Indexing can be CPU-heavy due to merging, which is effectively a streaming mergesort + other functions. Most folks end up IO bound, but the ratio depends on the documents themselves (how many fields, how complex the analysis, etc). The CPU ratio can shift if you have complex docs.
Note, however, that your 3.7/4 load metric doesn't necessarily mean you're CPU-bound. Since it's still under 4, you're technically not running at max capacity (e.g. there are on average 3.7 processes wanting to use 4 cores at any given moment). An over-load would be something like 6/4, meaning 6 processes are contending for four cores at any particular moment.
Also, from the docs:
/proc/loadavg The first three fields in this file are load average figures giving the number of jobs in the run queue (state R) or waiting for disk I/O (state D) aver‐ aged over 1, 5, and 15 minutes. They are the same as the load average numbers given by uptime(1) and other programs.
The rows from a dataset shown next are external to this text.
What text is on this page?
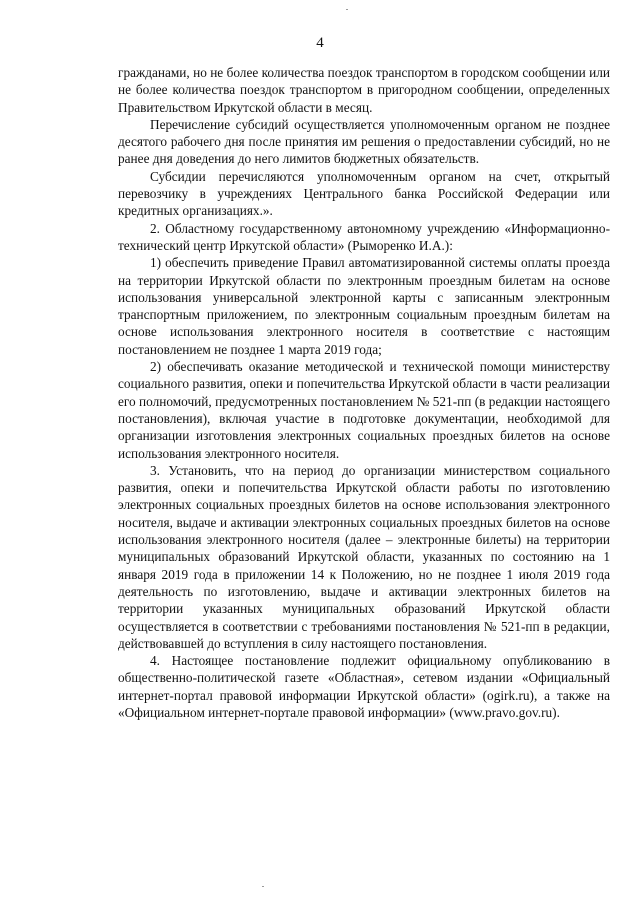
4

гражданами, но не более количества поездок транспортом в городском сообщении или не более количества поездок транспортом в пригородном сообщении, определенных Правительством Иркутской области в месяц.

Перечисление субсидий осуществляется уполномоченным органом не позднее десятого рабочего дня после принятия им решения о предоставлении субсидий, но не ранее дня доведения до него лимитов бюджетных обязательств.

Субсидии перечисляются уполномоченным органом на счет, открытый перевозчику в учреждениях Центрального банка Российской Федерации или кредитных организациях.».

2. Областному государственному автономному учреждению «Информационно-технический центр Иркутской области» (Рыморенко И.А.):

1) обеспечить приведение Правил автоматизированной системы оплаты проезда на территории Иркутской области по электронным проездным билетам на основе использования универсальной электронной карты с записанным электронным транспортным приложением, по электронным социальным проездным билетам на основе использования электронного носителя в соответствие с настоящим постановлением не позднее 1 марта 2019 года;

2) обеспечивать оказание методической и технической помощи министерству социального развития, опеки и попечительства Иркутской области в части реализации его полномочий, предусмотренных постановлением № 521-пп (в редакции настоящего постановления), включая участие в подготовке документации, необходимой для организации изготовления электронных социальных проездных билетов на основе использования электронного носителя.

3. Установить, что на период до организации министерством социального развития, опеки и попечительства Иркутской области работы по изготовлению электронных социальных проездных билетов на основе использования электронного носителя, выдаче и активации электронных социальных проездных билетов на основе использования электронного носителя (далее – электронные билеты) на территории муниципальных образований Иркутской области, указанных по состоянию на 1 января 2019 года в приложении 14 к Положению, но не позднее 1 июля 2019 года деятельность по изготовлению, выдаче и активации электронных билетов на территории указанных муниципальных образований Иркутской области осуществляется в соответствии с требованиями постановления № 521-пп в редакции, действовавшей до вступления в силу настоящего постановления.

4. Настоящее постановление подлежит официальному опубликованию в общественно-политической газете «Областная», сетевом издании «Официальный интернет-портал правовой информации Иркутской области» (ogirk.ru), а также на «Официальном интернет-портале правовой информации» (www.pravo.gov.ru).
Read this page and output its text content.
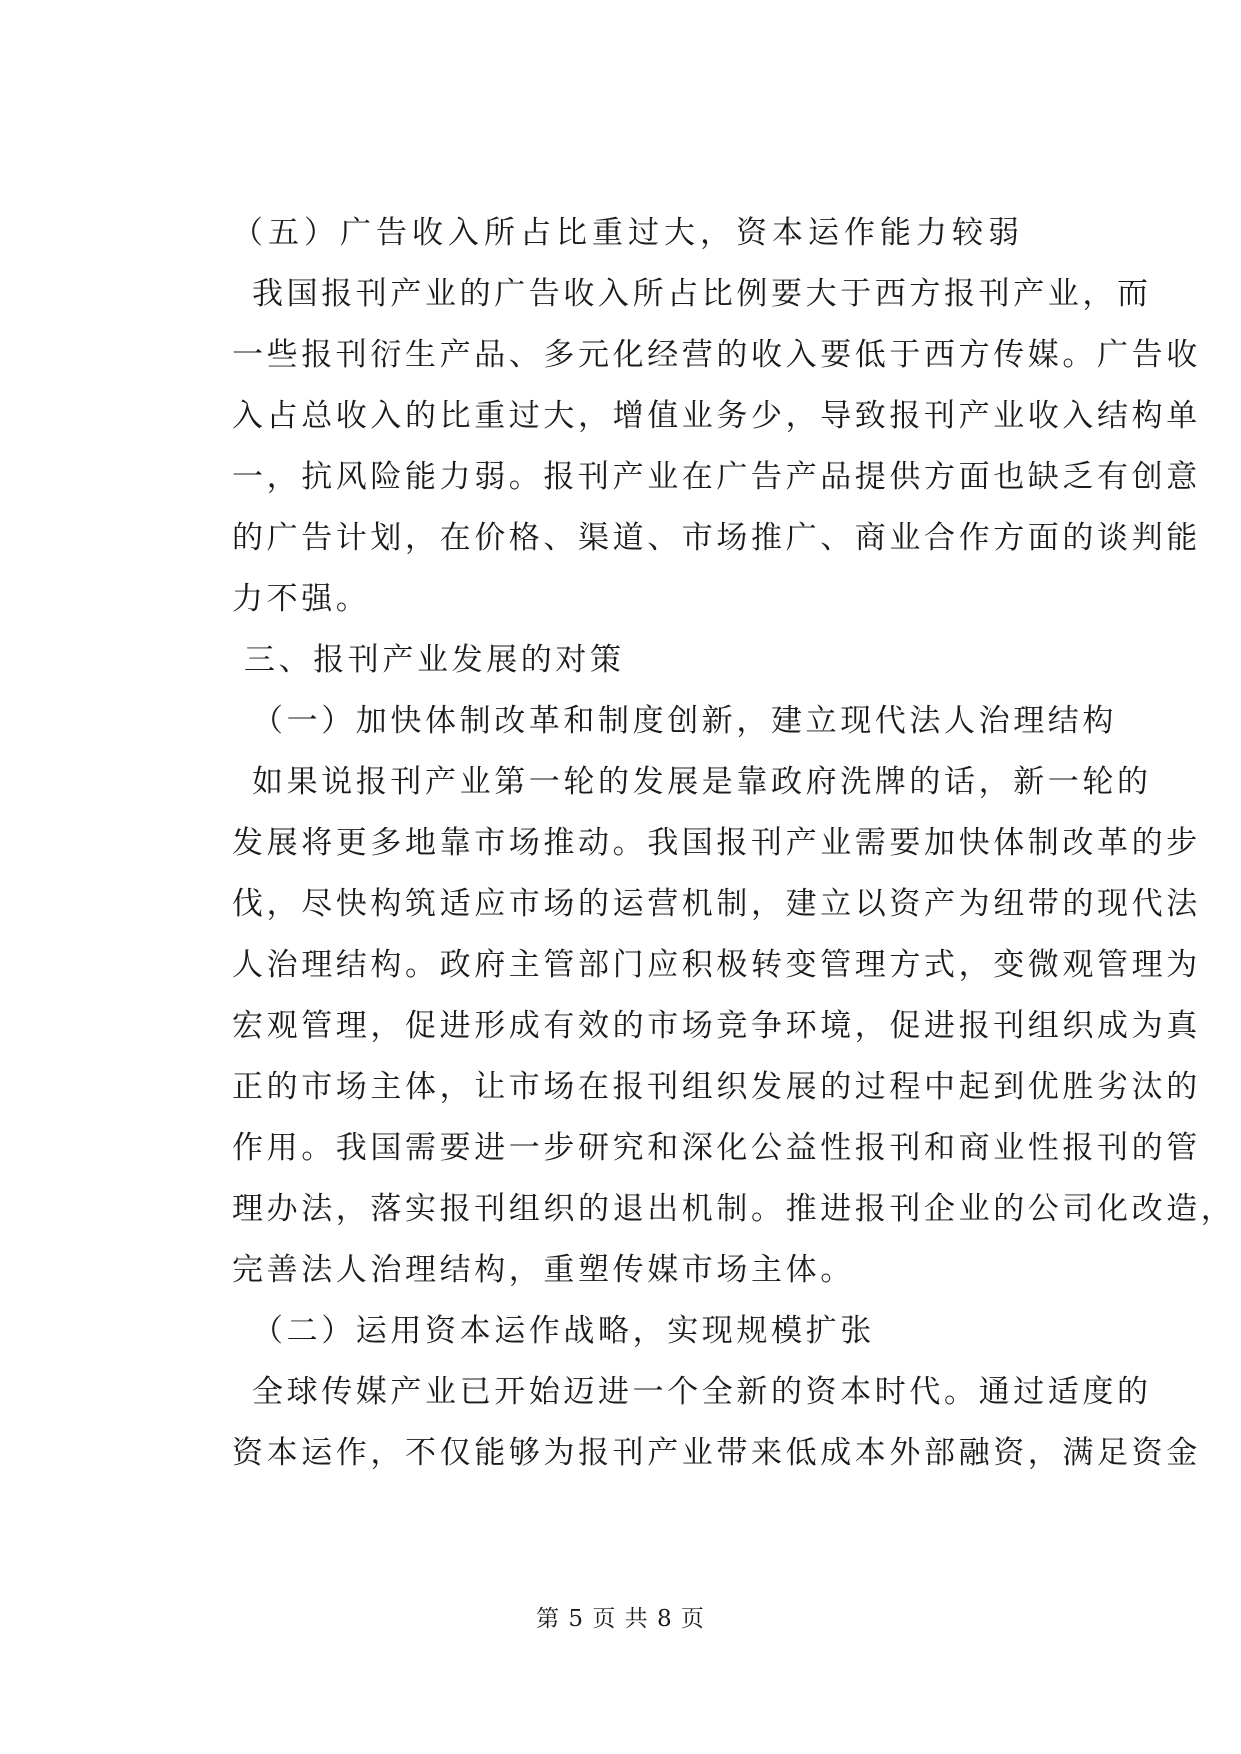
（五）广告收入所占比重过大，资本运作能力较弱
我国报刊产业的广告收入所占比例要大于西方报刊产业，而
一些报刊衍生产品、多元化经营的收入要低于西方传媒。广告收
入占总收入的比重过大，增值业务少，导致报刊产业收入结构单
一，抗风险能力弱。报刊产业在广告产品提供方面也缺乏有创意
的广告计划，在价格、渠道、市场推广、商业合作方面的谈判能
力不强。
三、报刊产业发展的对策
（一）加快体制改革和制度创新，建立现代法人治理结构
如果说报刊产业第一轮的发展是靠政府洗牌的话，新一轮的
发展将更多地靠市场推动。我国报刊产业需要加快体制改革的步
伐，尽快构筑适应市场的运营机制，建立以资产为纽带的现代法
人治理结构。政府主管部门应积极转变管理方式，变微观管理为
宏观管理，促进形成有效的市场竞争环境，促进报刊组织成为真
正的市场主体，让市场在报刊组织发展的过程中起到优胜劣汰的
作用。我国需要进一步研究和深化公益性报刊和商业性报刊的管
理办法，落实报刊组织的退出机制。推进报刊企业的公司化改造，
完善法人治理结构，重塑传媒市场主体。
（二）运用资本运作战略，实现规模扩张
全球传媒产业已开始迈进一个全新的资本时代。通过适度的
资本运作，不仅能够为报刊产业带来低成本外部融资，满足资金
第 5 页 共 8 页
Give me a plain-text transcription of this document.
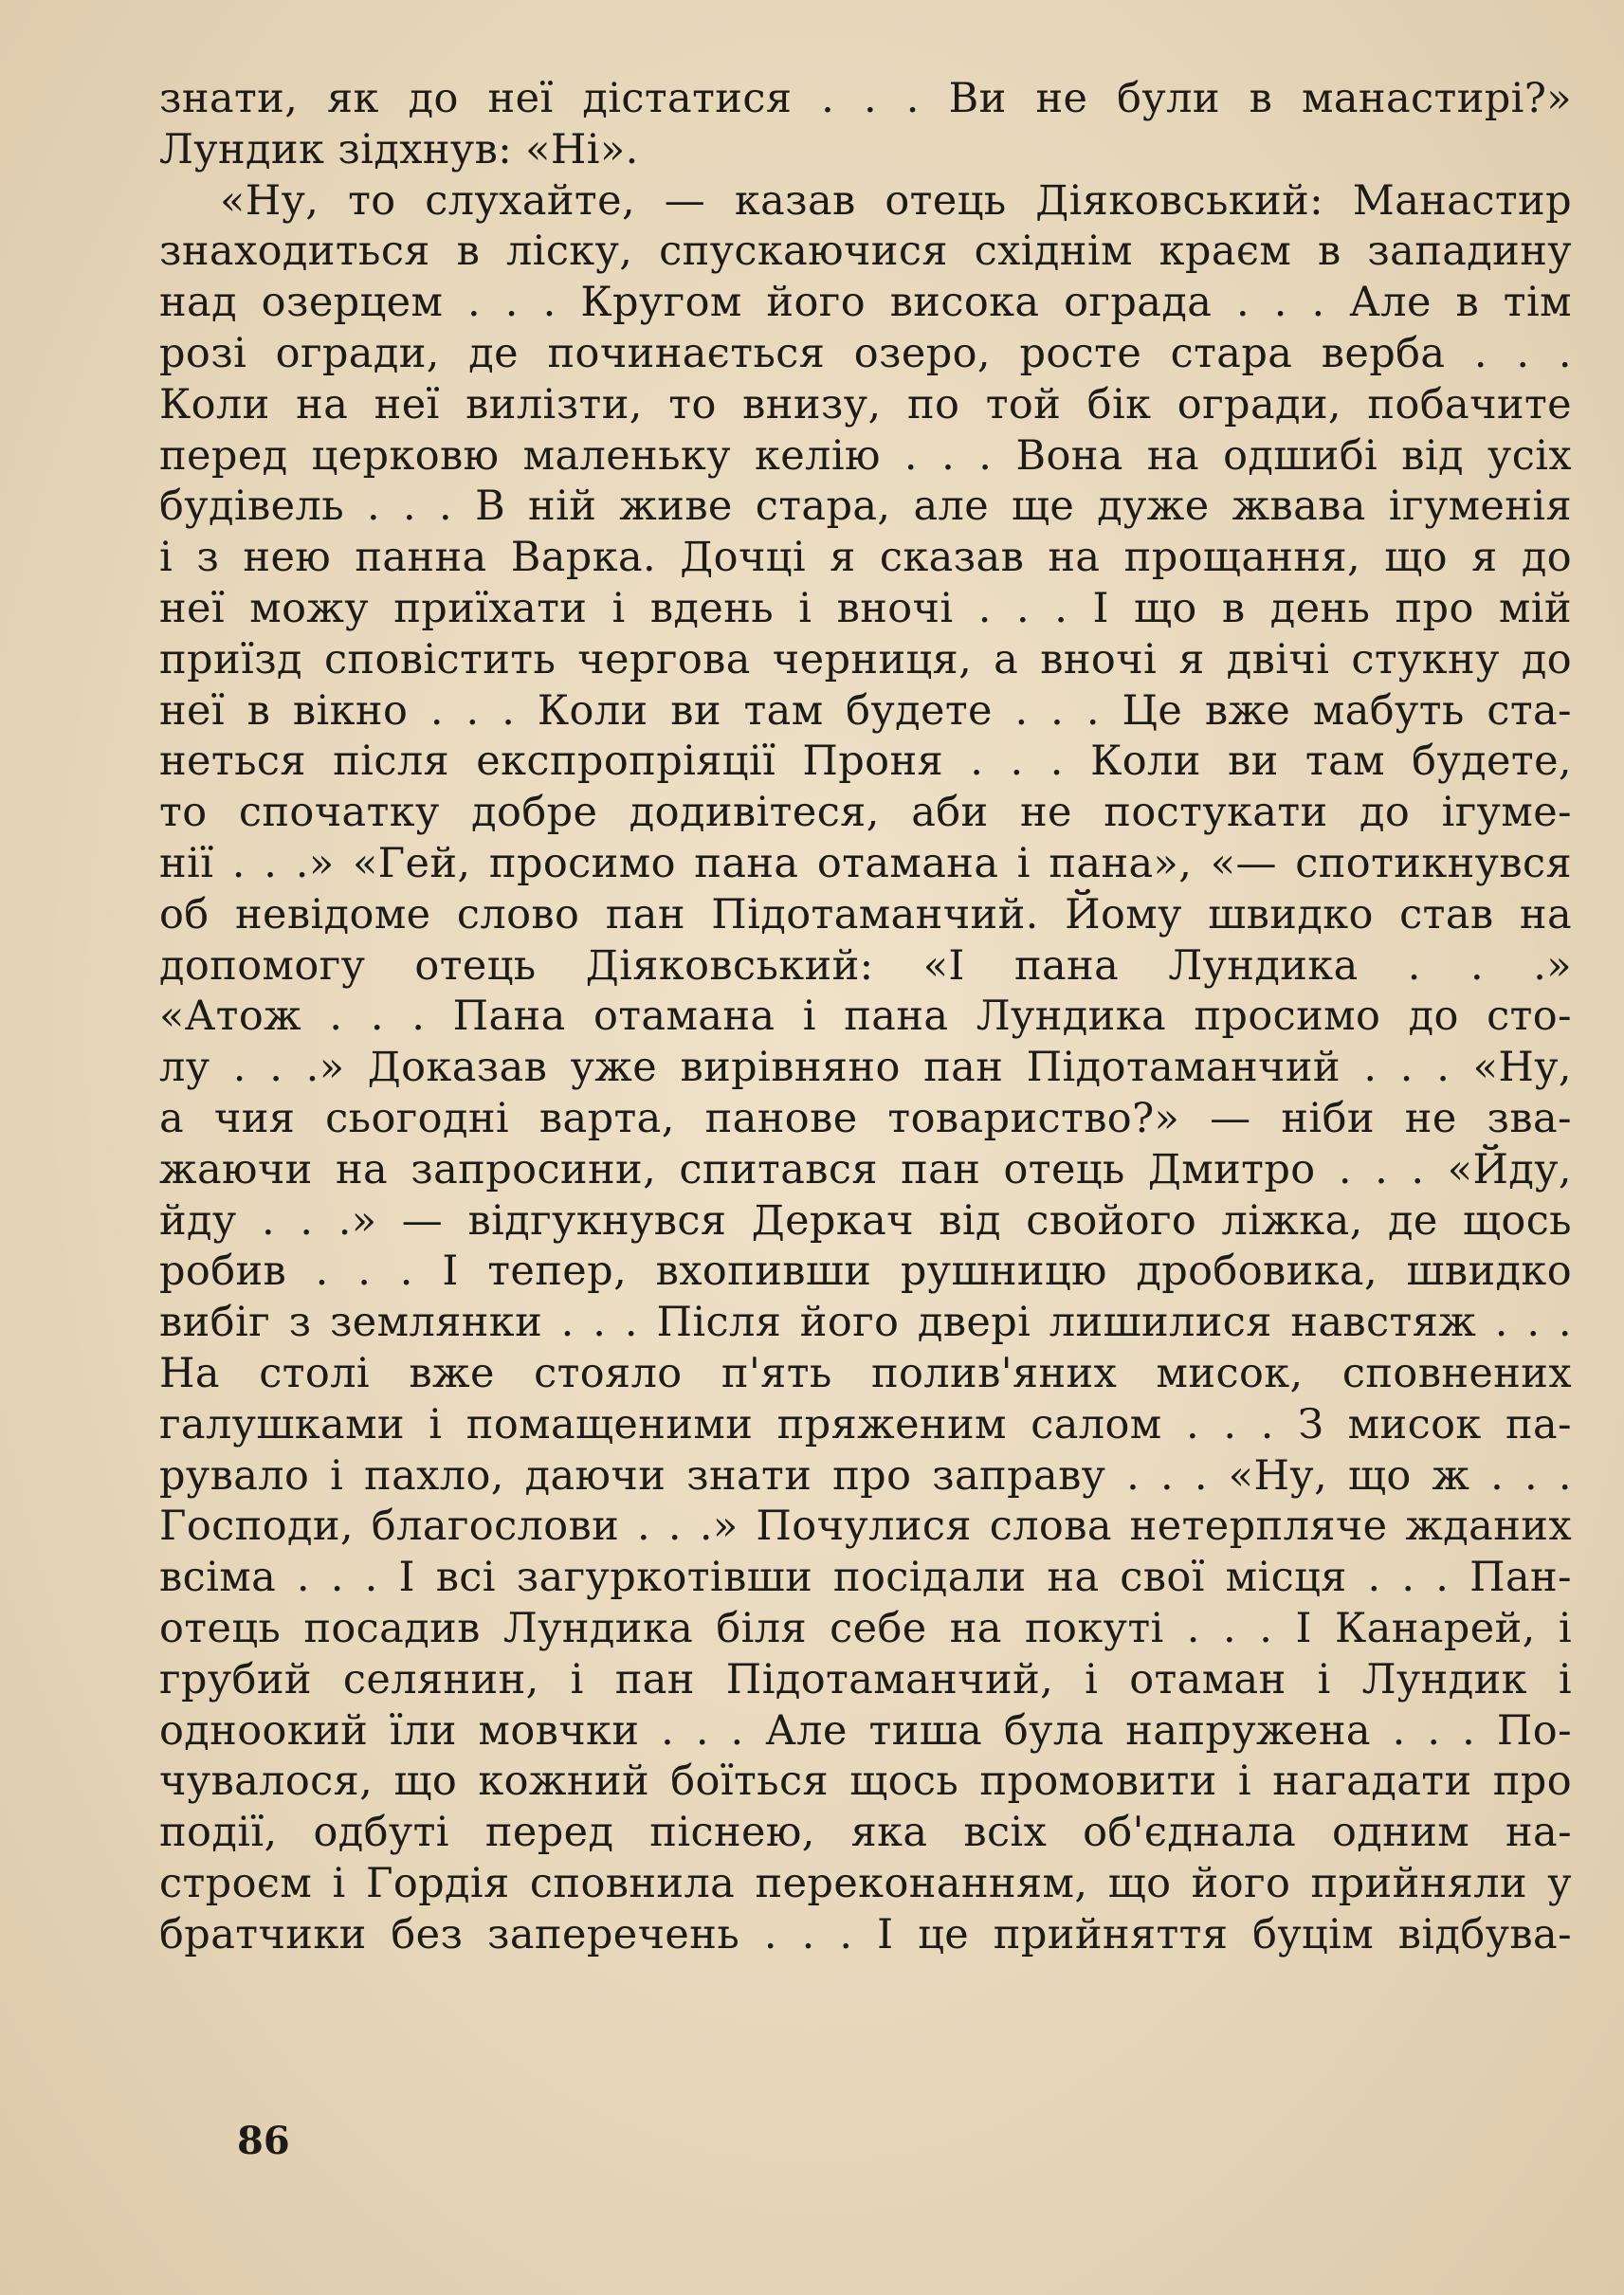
знати, як до неї дістатися . . . Ви не були в манастирі?»
Лундик зідхнув: «Ні».
«Ну, то слухайте, — казав отець Діяковський: Манастир
знаходиться в ліску, спускаючися східнім краєм в западину
над озерцем . . . Кругом його висока ограда . . . Але в тім
розі огради, де починається озеро, росте стара верба . . .
Коли на неї вилізти, то внизу, по той бік огради, побачите
перед церковю маленьку келію . . . Вона на одшибі від усіх
будівель . . . В ній живе стара, але ще дуже жвава ігуменія
і з нею панна Варка. Дочці я сказав на прощання, що я до
неї можу приїхати і вдень і вночі . . . І що в день про мій
приїзд сповістить чергова черниця, а вночі я двічі стукну до
неї в вікно . . . Коли ви там будете . . . Це вже мабуть ста-
неться після експропріяції Проня . . . Коли ви там будете,
то спочатку добре додивітеся, аби не постукати до ігуме-
нії . . .» «Гей, просимо пана отамана і пана», «— спотикнувся
об невідоме слово пан Підотаманчий. Йому швидко став на
допомогу отець Діяковський: «І пана Лундика . . .»
«Атож . . . Пана отамана і пана Лундика просимо до сто-
лу . . .» Доказав уже вирівняно пан Підотаманчий . . . «Ну,
а чия сьогодні варта, панове товариство?» — ніби не зва-
жаючи на запросини, спитався пан отець Дмитро . . . «Йду,
йду . . .» — відгукнувся Деркач від свойого ліжка, де щось
робив . . . І тепер, вхопивши рушницю дробовика, швидко
вибіг з землянки . . . Після його двері лишилися навстяж . . .
На столі вже стояло п'ять полив'яних мисок, сповнених
галушками і помащеними пряженим салом . . . З мисок па-
рувало і пахло, даючи знати про заправу . . . «Ну, що ж . . .
Господи, благослови . . .» Почулися слова нетерпляче жданих
всіма . . . І всі загуркотівши посідали на свої місця . . . Пан-
отець посадив Лундика біля себе на покуті . . . І Канарей, і
грубий селянин, і пан Підотаманчий, і отаман і Лундик і
одноокий їли мовчки . . . Але тиша була напружена . . . По-
чувалося, що кожний боїться щось промовити і нагадати про
події, одбуті перед піснею, яка всіх об'єднала одним на-
строєм і Гордія сповнила переконанням, що його прийняли у
братчики без заперечень . . . І це прийняття буцім відбува-
86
You'll note that processes waiting on Disk IO are included, so you can see high load averages even with little CPU burn, because all the cores are waiting on IO to return.
A better metric would be to monitor CPU utilization as well as Disk utilization, such as watching IOPs and throughput. I'd hazard a guess that your disk probably are the bottleneck, and you'll see them chugging away at their close-to-max sequential throughput or IOPs.
Related to your second question, ES throttles indexing at the Lucene level. If it finds that index merging is not keeping up with indexing rate, it will automatically throttle back which causes backpressure and an increase in the queued bulk threads. So from an ES side, it should automatically prevent indexing from swamping queries.
On your side, you can try to provide a slower feed of bulks to ES, or attempt to smooth out bursts (e.g. instead of sending all the bulks at once, queue them up in your app and feed them to ES at a constant rate).